Carl Icahn's Latest Shuffle

By Jerry Knight
Monday, November 14, 2005

Carl Icahn has been trying lately to tell General Motors Corp. and Time Warner Inc. how to run their businesses. The 68-year-old New York financier has acquired significant stakes in both companies and is hectoring management to do something to "increase shareholder value" -- in other words, make the stock he just bought worth more.

But the honchos at GM and Time Warner might note that Icahn hasn't exactly worked wonders at a company he has controlled for more than two years: XO Communications Inc. of Reston.

Icahn is chairman of the board of XO and owns more than 60 percent of the company, a telecom-crash survivor that provides telephone and data communications services for businesses, using conventional wires and new-generation wireless hookups.

Just over a week ago, XO announced it is selling the wired part of its business for $700 million.
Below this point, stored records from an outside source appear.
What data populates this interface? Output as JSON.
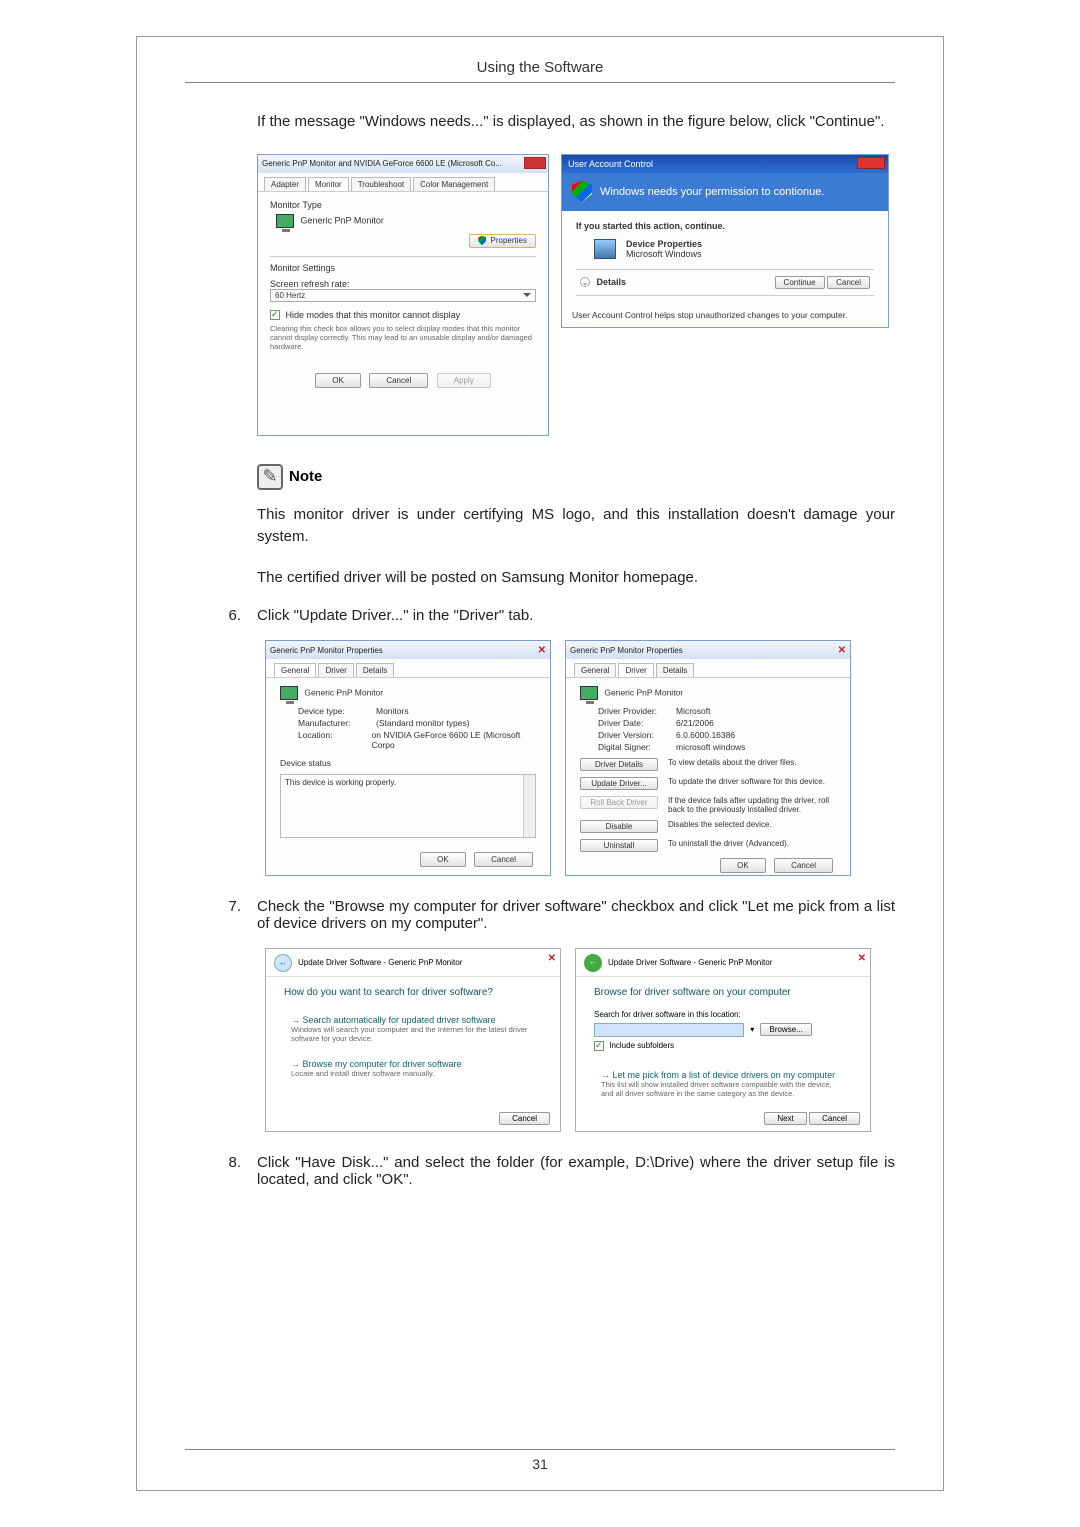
{
  "header": "Using the Software",
  "intro": "If the message \"Windows needs...\" is displayed, as shown in the figure below, click \"Continue\".",
  "fig1_left": {
    "title": "Generic PnP Monitor and NVIDIA GeForce 6600 LE (Microsoft Co...",
    "tabs": [
      "Adapter",
      "Monitor",
      "Troubleshoot",
      "Color Management"
    ],
    "monitor_type_label": "Monitor Type",
    "monitor_name": "Generic PnP Monitor",
    "properties_btn": "Properties",
    "monitor_settings_label": "Monitor Settings",
    "refresh_label": "Screen refresh rate:",
    "refresh_value": "60 Hertz",
    "hide_modes_label": "Hide modes that this monitor cannot display",
    "hide_modes_desc": "Clearing this check box allows you to select display modes that this monitor cannot display correctly. This may lead to an unusable display and/or damaged hardware.",
    "ok": "OK",
    "cancel": "Cancel",
    "apply": "Apply"
  },
  "fig1_right": {
    "title": "User Account Control",
    "banner": "Windows needs your permission to contionue.",
    "started": "If you started this action, continue.",
    "app_name": "Device Properties",
    "publisher": "Microsoft Windows",
    "details": "Details",
    "continue": "Continue",
    "cancel": "Cancel",
    "helps": "User Account Control helps stop unauthorized changes to your computer."
  },
  "note_label": "Note",
  "note_p1": "This monitor driver is under certifying MS logo, and this installation doesn't damage your system.",
  "note_p2": "The certified driver will be posted on Samsung Monitor homepage.",
  "step6": {
    "num": "6.",
    "text": "Click \"Update Driver...\" in the \"Driver\" tab."
  },
  "fig2_left": {
    "title": "Generic PnP Monitor Properties",
    "tabs": [
      "General",
      "Driver",
      "Details"
    ],
    "monitor_name": "Generic PnP Monitor",
    "device_type_k": "Device type:",
    "device_type_v": "Monitors",
    "manufacturer_k": "Manufacturer:",
    "manufacturer_v": "(Standard monitor types)",
    "location_k": "Location:",
    "location_v": "on NVIDIA GeForce 6600 LE (Microsoft Corpo",
    "device_status_label": "Device status",
    "device_status_text": "This device is working properly.",
    "ok": "OK",
    "cancel": "Cancel"
  },
  "fig2_right": {
    "title": "Generic PnP Monitor Properties",
    "tabs": [
      "General",
      "Driver",
      "Details"
    ],
    "monitor_name": "Generic PnP Monitor",
    "provider_k": "Driver Provider:",
    "provider_v": "Microsoft",
    "date_k": "Driver Date:",
    "date_v": "6/21/2006",
    "version_k": "Driver Version:",
    "version_v": "6.0.6000.16386",
    "signer_k": "Digital Signer:",
    "signer_v": "microsoft windows",
    "details_btn": "Driver Details",
    "details_desc": "To view details about the driver files.",
    "update_btn": "Update Driver...",
    "update_desc": "To update the driver software for this device.",
    "rollback_btn": "Roll Back Driver",
    "rollback_desc": "If the device fails after updating the driver, roll back to the previously installed driver.",
    "disable_btn": "Disable",
    "disable_desc": "Disables the selected device.",
    "uninstall_btn": "Uninstall",
    "uninstall_desc": "To uninstall the driver (Advanced).",
    "ok": "OK",
    "cancel": "Cancel"
  },
  "step7": {
    "num": "7.",
    "text": "Check the \"Browse my computer for driver software\" checkbox and click \"Let me pick from a list of device drivers on my computer\"."
  },
  "fig3_left": {
    "breadcrumb": "Update Driver Software - Generic PnP Monitor",
    "heading": "How do you want to search for driver software?",
    "opt1_t": "Search automatically for updated driver software",
    "opt1_d": "Windows will search your computer and the Internet for the latest driver software for your device.",
    "opt2_t": "Browse my computer for driver software",
    "opt2_d": "Locate and install driver software manually.",
    "cancel": "Cancel"
  },
  "fig3_right": {
    "breadcrumb": "Update Driver Software - Generic PnP Monitor",
    "heading": "Browse for driver software on your computer",
    "search_label": "Search for driver software in this location:",
    "browse": "Browse...",
    "include": "Include subfolders",
    "opt_t": "Let me pick from a list of device drivers on my computer",
    "opt_d": "This list will show installed driver software compatible with the device, and all driver software in the same category as the device.",
    "next": "Next",
    "cancel": "Cancel"
  },
  "step8": {
    "num": "8.",
    "text": "Click \"Have Disk...\" and select the folder (for example, D:\\Drive) where the driver setup file is located, and click \"OK\"."
  },
  "page_number": "31"
}
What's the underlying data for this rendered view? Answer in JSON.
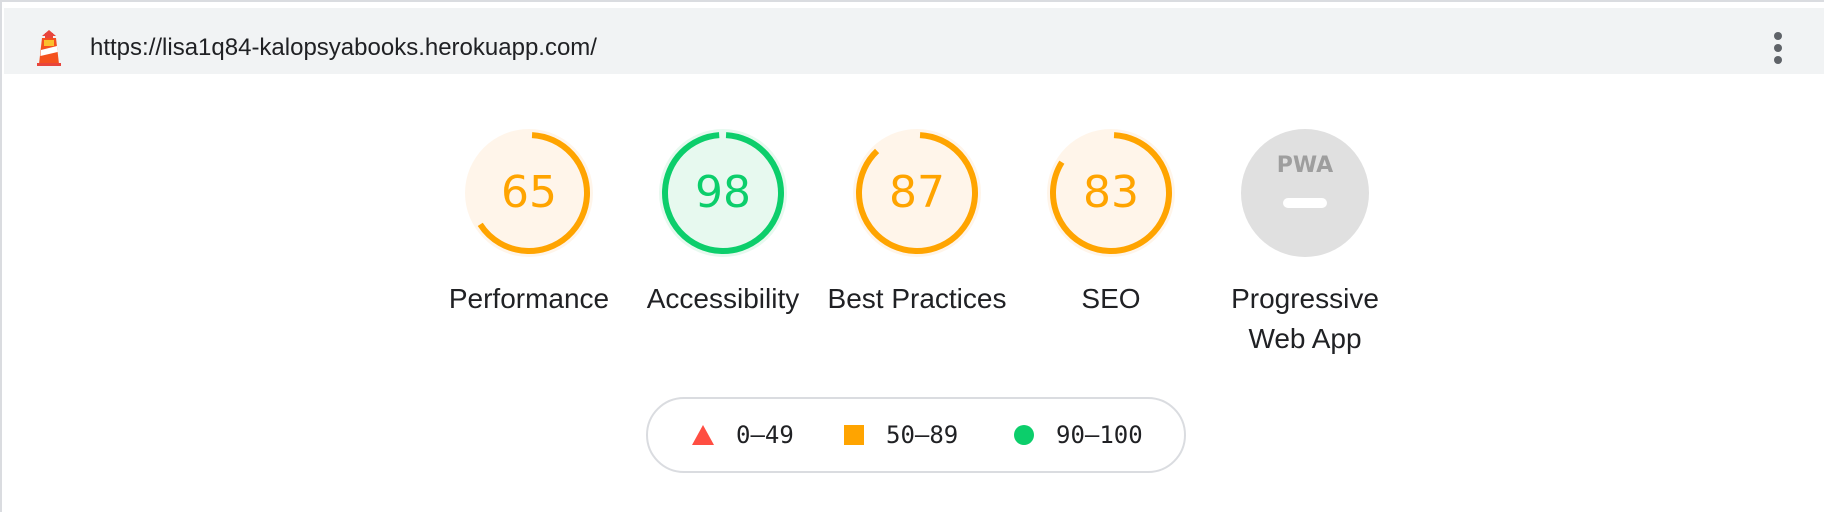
{
  "header": {
    "url": "https://lisa1q84-kalopsyabooks.herokuapp.com/",
    "logo_icon": "lighthouse-icon",
    "menu_icon": "more-vertical-icon"
  },
  "gauges": [
    {
      "id": "performance",
      "score": "65",
      "value": 65,
      "label": "Performance",
      "status": "average"
    },
    {
      "id": "accessibility",
      "score": "98",
      "value": 98,
      "label": "Accessibility",
      "status": "pass"
    },
    {
      "id": "best-practices",
      "score": "87",
      "value": 87,
      "label": "Best Practices",
      "status": "average"
    },
    {
      "id": "seo",
      "score": "83",
      "value": 83,
      "label": "SEO",
      "status": "average"
    },
    {
      "id": "pwa",
      "score": "",
      "value": null,
      "label": "Progressive Web App",
      "status": "na",
      "icon": "pwa-badge-icon",
      "badge_text": "PWA"
    }
  ],
  "legend": [
    {
      "shape": "triangle",
      "range": "0–49",
      "color": "#ff4e42"
    },
    {
      "shape": "square",
      "range": "50–89",
      "color": "#ffa400"
    },
    {
      "shape": "circle",
      "range": "90–100",
      "color": "#0cce6b"
    }
  ],
  "colors": {
    "average_stroke": "#ffa400",
    "average_fill": "#fff5ea",
    "average_text": "#ffa400",
    "pass_stroke": "#0cce6b",
    "pass_fill": "#e7f9ef",
    "pass_text": "#0cce6b",
    "na_fill": "#e0e0e0"
  }
}
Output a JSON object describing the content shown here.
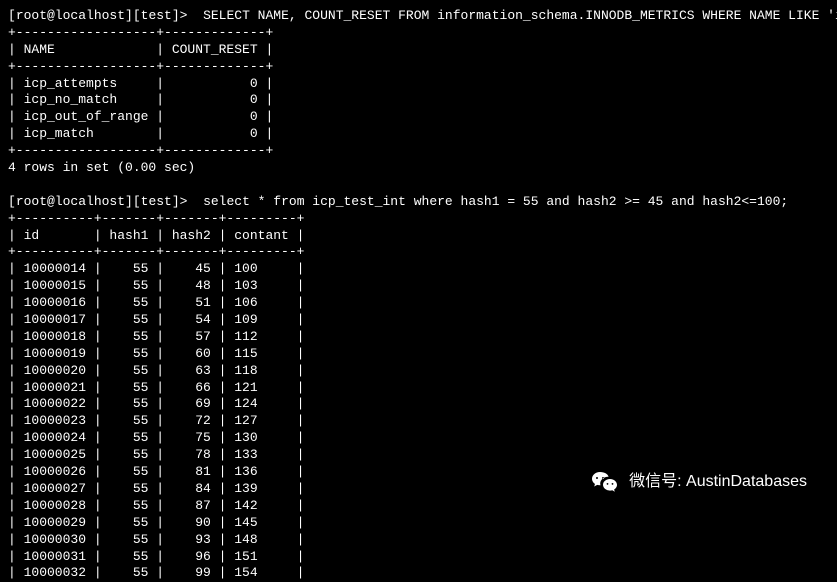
{
  "prompt1": {
    "user": "root@localhost",
    "db": "test",
    "sql": "SELECT NAME, COUNT_RESET FROM information_schema.INNODB_METRICS WHERE NAME LIKE 'icp%';"
  },
  "table1": {
    "divider": "+------------------+-------------+",
    "header_name": "NAME",
    "header_count": "COUNT_RESET",
    "rows": [
      {
        "name": "icp_attempts",
        "count": "0"
      },
      {
        "name": "icp_no_match",
        "count": "0"
      },
      {
        "name": "icp_out_of_range",
        "count": "0"
      },
      {
        "name": "icp_match",
        "count": "0"
      }
    ]
  },
  "result1": "4 rows in set (0.00 sec)",
  "prompt2": {
    "user": "root@localhost",
    "db": "test",
    "sql": "select * from icp_test_int where hash1 = 55 and hash2 >= 45 and hash2<=100;"
  },
  "table2": {
    "divider": "+----------+-------+-------+---------+",
    "headers": {
      "id": "id",
      "hash1": "hash1",
      "hash2": "hash2",
      "contant": "contant"
    },
    "rows": [
      {
        "id": "10000014",
        "hash1": "55",
        "hash2": "45",
        "contant": "100"
      },
      {
        "id": "10000015",
        "hash1": "55",
        "hash2": "48",
        "contant": "103"
      },
      {
        "id": "10000016",
        "hash1": "55",
        "hash2": "51",
        "contant": "106"
      },
      {
        "id": "10000017",
        "hash1": "55",
        "hash2": "54",
        "contant": "109"
      },
      {
        "id": "10000018",
        "hash1": "55",
        "hash2": "57",
        "contant": "112"
      },
      {
        "id": "10000019",
        "hash1": "55",
        "hash2": "60",
        "contant": "115"
      },
      {
        "id": "10000020",
        "hash1": "55",
        "hash2": "63",
        "contant": "118"
      },
      {
        "id": "10000021",
        "hash1": "55",
        "hash2": "66",
        "contant": "121"
      },
      {
        "id": "10000022",
        "hash1": "55",
        "hash2": "69",
        "contant": "124"
      },
      {
        "id": "10000023",
        "hash1": "55",
        "hash2": "72",
        "contant": "127"
      },
      {
        "id": "10000024",
        "hash1": "55",
        "hash2": "75",
        "contant": "130"
      },
      {
        "id": "10000025",
        "hash1": "55",
        "hash2": "78",
        "contant": "133"
      },
      {
        "id": "10000026",
        "hash1": "55",
        "hash2": "81",
        "contant": "136"
      },
      {
        "id": "10000027",
        "hash1": "55",
        "hash2": "84",
        "contant": "139"
      },
      {
        "id": "10000028",
        "hash1": "55",
        "hash2": "87",
        "contant": "142"
      },
      {
        "id": "10000029",
        "hash1": "55",
        "hash2": "90",
        "contant": "145"
      },
      {
        "id": "10000030",
        "hash1": "55",
        "hash2": "93",
        "contant": "148"
      },
      {
        "id": "10000031",
        "hash1": "55",
        "hash2": "96",
        "contant": "151"
      },
      {
        "id": "10000032",
        "hash1": "55",
        "hash2": "99",
        "contant": "154"
      }
    ]
  },
  "watermark": {
    "label": "微信号",
    "value": "AustinDatabases"
  }
}
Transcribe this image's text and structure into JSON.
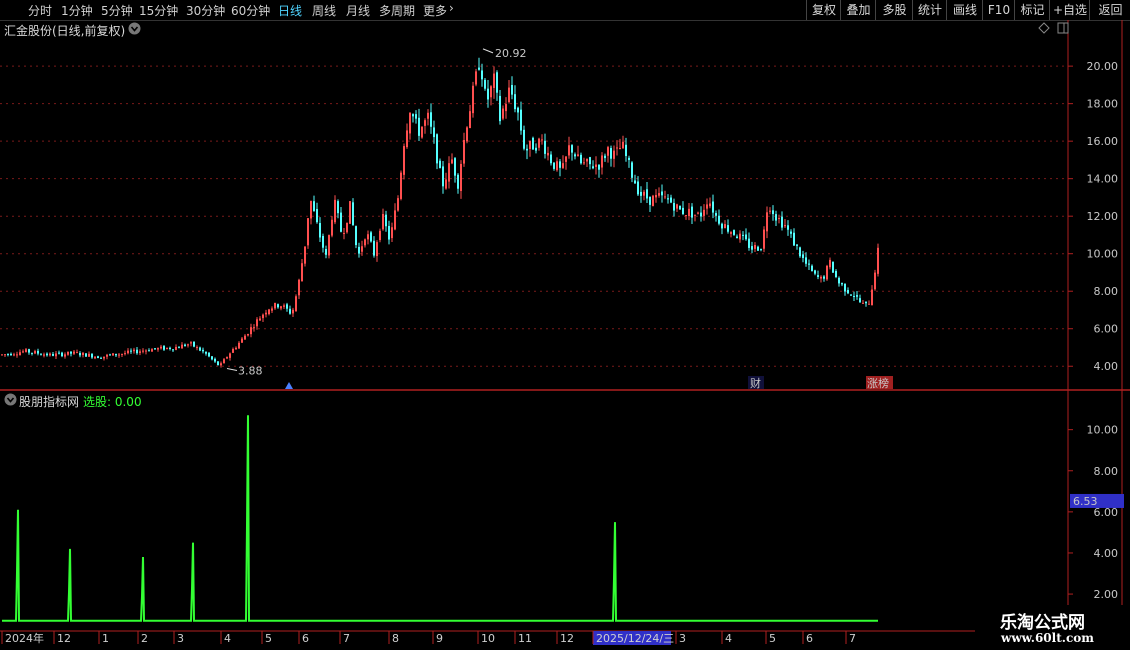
{
  "toolbar": {
    "periods": [
      "分时",
      "1分钟",
      "5分钟",
      "15分钟",
      "30分钟",
      "60分钟",
      "日线",
      "周线",
      "月线",
      "多周期",
      "更多"
    ],
    "active": "日线",
    "buttons": [
      "复权",
      "叠加",
      "多股",
      "统计",
      "画线",
      "F10",
      "标记",
      "+自选",
      "返回"
    ]
  },
  "main_panel": {
    "title": "汇金股份(日线,前复权)"
  },
  "sub_panel": {
    "title": "股朋指标网",
    "indicator": "选股: 0.00"
  },
  "watermark": {
    "title": "乐淘公式网",
    "url": "www.60lt.com"
  },
  "colors": {
    "up": "#ff4f4f",
    "down": "#54ffff",
    "indicator": "#33ff33",
    "grid": "#7a1a1a",
    "axis_line": "#b02020",
    "highlight": "#3030c8"
  },
  "chart_data": [
    {
      "type": "candlestick",
      "name": "price",
      "ylim": [
        3.0,
        21.5
      ],
      "yticks": [
        "4.00",
        "6.00",
        "8.00",
        "10.00",
        "12.00",
        "14.00",
        "16.00",
        "18.00",
        "20.00"
      ],
      "ytick_values": [
        4,
        6,
        8,
        10,
        12,
        14,
        16,
        18,
        20
      ],
      "grid": true,
      "annotations": {
        "high": "20.92",
        "low": "3.88"
      },
      "markers": {
        "finance": "财",
        "limit": "涨榜"
      },
      "trend": [
        [
          0,
          4.6
        ],
        [
          25,
          4.8
        ],
        [
          50,
          4.6
        ],
        [
          75,
          4.7
        ],
        [
          100,
          4.5
        ],
        [
          125,
          4.7
        ],
        [
          150,
          4.9
        ],
        [
          175,
          5.0
        ],
        [
          190,
          5.2
        ],
        [
          205,
          4.7
        ],
        [
          215,
          4.2
        ],
        [
          220,
          4.0
        ],
        [
          228,
          4.6
        ],
        [
          240,
          5.3
        ],
        [
          255,
          6.3
        ],
        [
          268,
          7.1
        ],
        [
          280,
          7.3
        ],
        [
          292,
          6.8
        ],
        [
          298,
          8.2
        ],
        [
          305,
          10.5
        ],
        [
          310,
          13.0
        ],
        [
          318,
          11.3
        ],
        [
          326,
          9.8
        ],
        [
          334,
          12.8
        ],
        [
          342,
          11.0
        ],
        [
          350,
          12.5
        ],
        [
          358,
          9.8
        ],
        [
          366,
          11.2
        ],
        [
          374,
          10.0
        ],
        [
          382,
          12.0
        ],
        [
          390,
          10.7
        ],
        [
          398,
          13.0
        ],
        [
          404,
          16.0
        ],
        [
          410,
          17.8
        ],
        [
          418,
          16.5
        ],
        [
          428,
          17.2
        ],
        [
          436,
          15.5
        ],
        [
          442,
          13.6
        ],
        [
          452,
          15.0
        ],
        [
          458,
          13.8
        ],
        [
          466,
          16.8
        ],
        [
          474,
          18.8
        ],
        [
          480,
          20.5
        ],
        [
          486,
          18.0
        ],
        [
          494,
          19.2
        ],
        [
          500,
          17.2
        ],
        [
          510,
          18.8
        ],
        [
          518,
          17.5
        ],
        [
          525,
          15.5
        ],
        [
          533,
          15.8
        ],
        [
          542,
          16.0
        ],
        [
          552,
          14.9
        ],
        [
          562,
          14.3
        ],
        [
          570,
          15.8
        ],
        [
          580,
          14.8
        ],
        [
          590,
          14.7
        ],
        [
          600,
          14.8
        ],
        [
          608,
          15.6
        ],
        [
          615,
          15.2
        ],
        [
          622,
          15.8
        ],
        [
          630,
          14.5
        ],
        [
          640,
          13.2
        ],
        [
          650,
          12.9
        ],
        [
          660,
          13.0
        ],
        [
          670,
          12.8
        ],
        [
          680,
          12.3
        ],
        [
          690,
          12.2
        ],
        [
          700,
          12.0
        ],
        [
          708,
          13.0
        ],
        [
          716,
          12.0
        ],
        [
          724,
          11.5
        ],
        [
          732,
          11.2
        ],
        [
          742,
          10.8
        ],
        [
          752,
          10.3
        ],
        [
          762,
          10.4
        ],
        [
          768,
          12.8
        ],
        [
          776,
          12.0
        ],
        [
          785,
          11.5
        ],
        [
          795,
          10.5
        ],
        [
          805,
          9.5
        ],
        [
          815,
          8.8
        ],
        [
          822,
          8.6
        ],
        [
          830,
          9.5
        ],
        [
          838,
          8.5
        ],
        [
          846,
          8.1
        ],
        [
          854,
          7.8
        ],
        [
          862,
          7.3
        ],
        [
          868,
          7.2
        ],
        [
          872,
          8.2
        ],
        [
          878,
          10.1
        ]
      ]
    },
    {
      "type": "spike_line",
      "name": "indicator",
      "ylim": [
        0.3,
        11.2
      ],
      "yticks": [
        "2.00",
        "4.00",
        "6.00",
        "8.00",
        "10.00"
      ],
      "ytick_values": [
        2,
        4,
        6,
        8,
        10
      ],
      "current_value": "6.53",
      "baseline": 0.7,
      "spikes": [
        [
          18,
          6.1
        ],
        [
          70,
          4.2
        ],
        [
          143,
          3.8
        ],
        [
          193,
          4.5
        ],
        [
          248,
          10.7
        ],
        [
          615,
          5.5
        ]
      ],
      "x_labels": [
        "2024年",
        "12",
        "1",
        "2",
        "3",
        "4",
        "5",
        "6",
        "7",
        "8",
        "9",
        "10",
        "11",
        "12",
        "2025/12/24/三",
        "3",
        "4",
        "5",
        "6",
        "7"
      ],
      "highlight_label": "2025/12/24/三"
    }
  ]
}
Selling it to . . . Carl Icahn.

XO said it will use most of the $700 million it gets from Icahn to pay back its debts and buy back its preferred stock.

Debt and stock owned by . . . Carl Icahn.

Companies he owns and controls hold all $213 million worth of XO's preferred stock and more than 90 percent of its $392 million in debt, XO financial reports show.

The bottom line is that Icahn & company will give $700 million to XO. Then XO will give $600 million of that back to Icahn. He will end up owning XO's traditional wired phone business outright. And he will still own his 60 percent stake in what's left of XO.

Buyer and seller, debtor and creditor, Icahn's simultaneous roles may sound like potential conflicts of interest. But in Securities and Exchange Commission filings, XO explains that a special committee of its board of directors weighed Icahn's bid and declared it the best of the offers the company got for its wired business. Investment bankers determined Icahn's offer to be "fair." The stockholders will have the final say -- they must vote on the transaction before it can go through.

Of course, stockholder approval is a foregone conclusion. As the company noted in one of its filings, "Mr. Icahn owns sufficient shares of our common stock . . . to assure the approval and adoption" of what he wants to do.

And the directors named by Icahn hired the investment bankers who put their stamp of approval on his offer.